The communication interface on the Application Server side must be defined as a remote interface of EJB. The communication interface on the ORB client must be defined as an IDL definition of CORBA.

The following shows an overview of the procedure for designing the remote interface and IDL definition:

Create the IDL definition on which the interface will be based.
Create a remote interface of EJB according to the IDL definition.
Correct the order of the structure members in the IDL definition based on the information output by the ctmjava2idl command.
Change the IDL definitions for the string, sequence<octet>, and struct members.

The following describes each step of the preceding procedure.

(a) Creating an IDL definition on which the interface will be based

Note the following when creating an IDL definition on which the interface will be based:

The out and inout arguments cannot be used. Use a return value as the data to be returned. If multiple pieces of data must be returned, put them into a struct.
Do not use user exceptions.
For struct, you can use only the long, unsigned long, string, and sequence<octet> members.
Do not use #pragma.

(b) Creating a remote interface

After you have created a base IDL definition, create a remote interface of EJB based on the IDL definition.

At this time, make sure that the corresponding members between the IDL definition and remote interface have the same names.

Note that modules in IDL correspond to packages in Java.

The following table shows the mapping of supported data types.

Table 9‒9: Mapping of data types from IDL to the remote interface
Data Type	IDL	Remote interface
Integer	`long`	`int`
Integer	`unsigned long`^#1	`int`
String	`string`^#3	`byte[]`^#2
Binary	`sequence<octet>`^#3	`byte[]`
Structure	`struct`	`class` (`Serializable` implemented)

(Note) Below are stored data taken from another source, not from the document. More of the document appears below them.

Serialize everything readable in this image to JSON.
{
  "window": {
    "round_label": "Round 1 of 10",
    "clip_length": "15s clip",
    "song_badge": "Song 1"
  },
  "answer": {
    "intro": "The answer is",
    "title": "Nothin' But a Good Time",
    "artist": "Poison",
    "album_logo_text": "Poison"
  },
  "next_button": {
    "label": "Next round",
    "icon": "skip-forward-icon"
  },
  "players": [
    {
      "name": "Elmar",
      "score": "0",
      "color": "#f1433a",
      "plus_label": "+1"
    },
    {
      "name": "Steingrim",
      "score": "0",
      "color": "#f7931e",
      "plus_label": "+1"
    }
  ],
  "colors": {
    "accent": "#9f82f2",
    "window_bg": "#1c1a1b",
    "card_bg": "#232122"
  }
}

#1: Java does not provide a data type that corresponds to unsigned. Therefore, unsigned long in IDL is handled as long.
#2: String in Java corresponds to Wstring in IDL. Therefore, in the remote interface, use byte[] instead of String.
#3: In IDL, maximum lengths can be set for string and sequence<octet>. In Java, however, values of those types are handled as variable-length data.

Coding example in IDL:

struct AAA {
  long longData;
  string<4> strData;
  unsigned long ulongData;
  sequence<octet> octseqData;
};

Coding example in the remote interface:

public class AAA
  implements java.io.Serializable {
  public int longData;
  public byte[] strData;
  public int ulongData;
  public byte[] octSeqData;
};

(c) Correcting the order of structure members in IDL based on the information output by the ctmjava2idl command

To enable CORBA communication with EJB, the members of struct in IDL must be sorted according to the specifications of Serializable in Java. Use the ctmjava2idl command to check the correct order of the members of struct in IDL.

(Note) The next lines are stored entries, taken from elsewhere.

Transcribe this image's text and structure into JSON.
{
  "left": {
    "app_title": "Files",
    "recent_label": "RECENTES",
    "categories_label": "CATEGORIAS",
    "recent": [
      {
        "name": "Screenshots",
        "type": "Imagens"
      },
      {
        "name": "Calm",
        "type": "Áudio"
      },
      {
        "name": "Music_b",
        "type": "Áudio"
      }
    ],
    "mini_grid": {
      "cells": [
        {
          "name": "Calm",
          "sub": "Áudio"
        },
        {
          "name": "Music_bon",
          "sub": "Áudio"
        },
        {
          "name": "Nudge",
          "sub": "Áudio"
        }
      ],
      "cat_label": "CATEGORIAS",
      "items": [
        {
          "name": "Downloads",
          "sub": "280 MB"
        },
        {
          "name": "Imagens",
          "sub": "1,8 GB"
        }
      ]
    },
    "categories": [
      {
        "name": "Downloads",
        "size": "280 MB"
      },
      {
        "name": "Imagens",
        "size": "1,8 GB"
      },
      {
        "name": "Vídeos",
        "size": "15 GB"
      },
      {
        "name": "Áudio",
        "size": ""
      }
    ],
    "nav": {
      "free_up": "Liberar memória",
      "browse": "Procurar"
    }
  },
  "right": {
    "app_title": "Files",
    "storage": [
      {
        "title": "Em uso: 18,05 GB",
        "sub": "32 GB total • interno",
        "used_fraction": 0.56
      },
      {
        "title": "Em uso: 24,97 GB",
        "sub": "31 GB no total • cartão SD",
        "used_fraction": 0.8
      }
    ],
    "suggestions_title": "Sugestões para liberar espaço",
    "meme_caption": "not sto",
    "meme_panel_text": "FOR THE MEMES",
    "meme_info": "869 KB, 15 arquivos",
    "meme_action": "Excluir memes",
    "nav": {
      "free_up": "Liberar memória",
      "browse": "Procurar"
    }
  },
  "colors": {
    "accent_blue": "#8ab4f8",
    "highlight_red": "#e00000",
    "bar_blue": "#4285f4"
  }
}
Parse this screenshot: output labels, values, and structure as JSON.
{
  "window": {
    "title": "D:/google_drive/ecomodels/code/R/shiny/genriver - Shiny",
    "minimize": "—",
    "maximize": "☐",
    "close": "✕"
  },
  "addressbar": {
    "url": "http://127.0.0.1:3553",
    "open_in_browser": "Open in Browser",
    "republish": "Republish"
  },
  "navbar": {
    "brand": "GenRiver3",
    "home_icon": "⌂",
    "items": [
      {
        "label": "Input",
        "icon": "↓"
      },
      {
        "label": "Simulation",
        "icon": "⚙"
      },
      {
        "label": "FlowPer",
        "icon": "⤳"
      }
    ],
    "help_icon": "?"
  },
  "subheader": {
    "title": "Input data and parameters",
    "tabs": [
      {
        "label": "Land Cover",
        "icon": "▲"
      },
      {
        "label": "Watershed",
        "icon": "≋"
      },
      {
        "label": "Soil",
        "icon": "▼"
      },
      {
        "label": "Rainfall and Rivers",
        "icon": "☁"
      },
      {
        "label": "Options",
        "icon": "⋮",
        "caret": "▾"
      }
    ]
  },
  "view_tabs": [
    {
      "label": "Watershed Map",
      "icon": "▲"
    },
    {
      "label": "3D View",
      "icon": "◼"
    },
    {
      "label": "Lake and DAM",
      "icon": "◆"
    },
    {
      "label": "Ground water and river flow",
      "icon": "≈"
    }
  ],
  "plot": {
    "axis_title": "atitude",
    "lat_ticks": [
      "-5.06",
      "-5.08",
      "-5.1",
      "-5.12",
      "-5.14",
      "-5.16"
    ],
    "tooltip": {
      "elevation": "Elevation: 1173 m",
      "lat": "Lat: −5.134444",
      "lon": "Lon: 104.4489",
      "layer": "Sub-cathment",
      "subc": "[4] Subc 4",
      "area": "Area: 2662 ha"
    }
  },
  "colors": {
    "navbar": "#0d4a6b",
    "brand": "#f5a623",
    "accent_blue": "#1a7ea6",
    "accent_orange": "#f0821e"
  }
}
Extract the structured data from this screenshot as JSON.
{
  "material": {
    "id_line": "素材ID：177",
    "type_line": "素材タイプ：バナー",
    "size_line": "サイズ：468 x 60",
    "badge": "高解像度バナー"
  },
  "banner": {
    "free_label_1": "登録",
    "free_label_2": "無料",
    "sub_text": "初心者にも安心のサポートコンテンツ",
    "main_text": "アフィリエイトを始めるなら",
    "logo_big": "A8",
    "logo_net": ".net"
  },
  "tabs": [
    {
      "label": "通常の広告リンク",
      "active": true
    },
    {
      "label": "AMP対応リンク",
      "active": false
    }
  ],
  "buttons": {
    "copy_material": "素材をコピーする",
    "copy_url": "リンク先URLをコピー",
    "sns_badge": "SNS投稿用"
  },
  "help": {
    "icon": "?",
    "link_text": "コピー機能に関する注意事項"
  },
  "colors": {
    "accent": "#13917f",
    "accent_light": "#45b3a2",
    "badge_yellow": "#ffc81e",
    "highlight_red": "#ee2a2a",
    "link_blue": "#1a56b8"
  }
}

The ctmjava2idl command converts a remote interface of EJB into an IDL definition.

The following shows an example procedure in a case where the AAA structure shown in the example for Table 9-9 is used:

Compile AAA.java, which is the Java source program for AAA.

% javac AAA.java
Using the generated class file (AAA.class) as the input, execute the ctmjava2idl command:

% ctmjava2idl AAA.class
Correct the base IDL definition by referring to the IDL definition that has been output to the standard output.

The following figure shows an example of changing the order of structure members in IDL based on the information output by the ctmjava2idl command.

Figure 9‒5: Example of changing the order of structure members in IDL based on the information output by the ctmjava2idl command

Reference note

The rules on the order of struct members are as follows:

The order of members is determined based on the data type and member name in the remote interface.

Members of type int come before members of type byte[].
Members of type int are sorted by name in character code order.
Members of type byte[] are sorted by name in character code order.
Sort the members of type int and the members type byte[] separately based on the order of struct members in the IDL definition output by the ctmjava2idl command.

(d) Changing the IDL definitions of string, sequence<octet>, and struct

In EJB invocation from an ORB client, the data of types string, sequence<octet>, and struct cannot be directly handled. The data of these types must be changed to structures in a specific format. The data of types long and unsigned long can be directly handled.

Format of send data on the ORB client side:

The format of the data to be sent from the ORB client to EJB must be changed to the following format.

Note that the following is an example applicable to the in arguments StringValue, OctSeqValue, and AAARequest of the invoke method in Figure 9-6 Conversion example of an IDL definition for EJB.

struct user-defined-structure-name {
  long VALUE_TAG;
  string REPOSITORY_ID;
  data-body;
}

For the string and sequence<octet> members of struct, do not use the preceding structure. Instead, prefix the following structure to each data item.

Note that the following is an example applicable to the tag1 and tag2 members of AAARequest in Figure 9-6 Conversion example of an IDL definition for EJB.

struct ValueTag {
  long VALUE_TAG;
  string REPOSITORY_ID;
}

For program implementations on the ORB client, values must be set for VALUE_TAG and REPOSITORY_ID.

Format of receive data on the ORB client side:

For struct itself as the return value, change its format in the same way as for send data.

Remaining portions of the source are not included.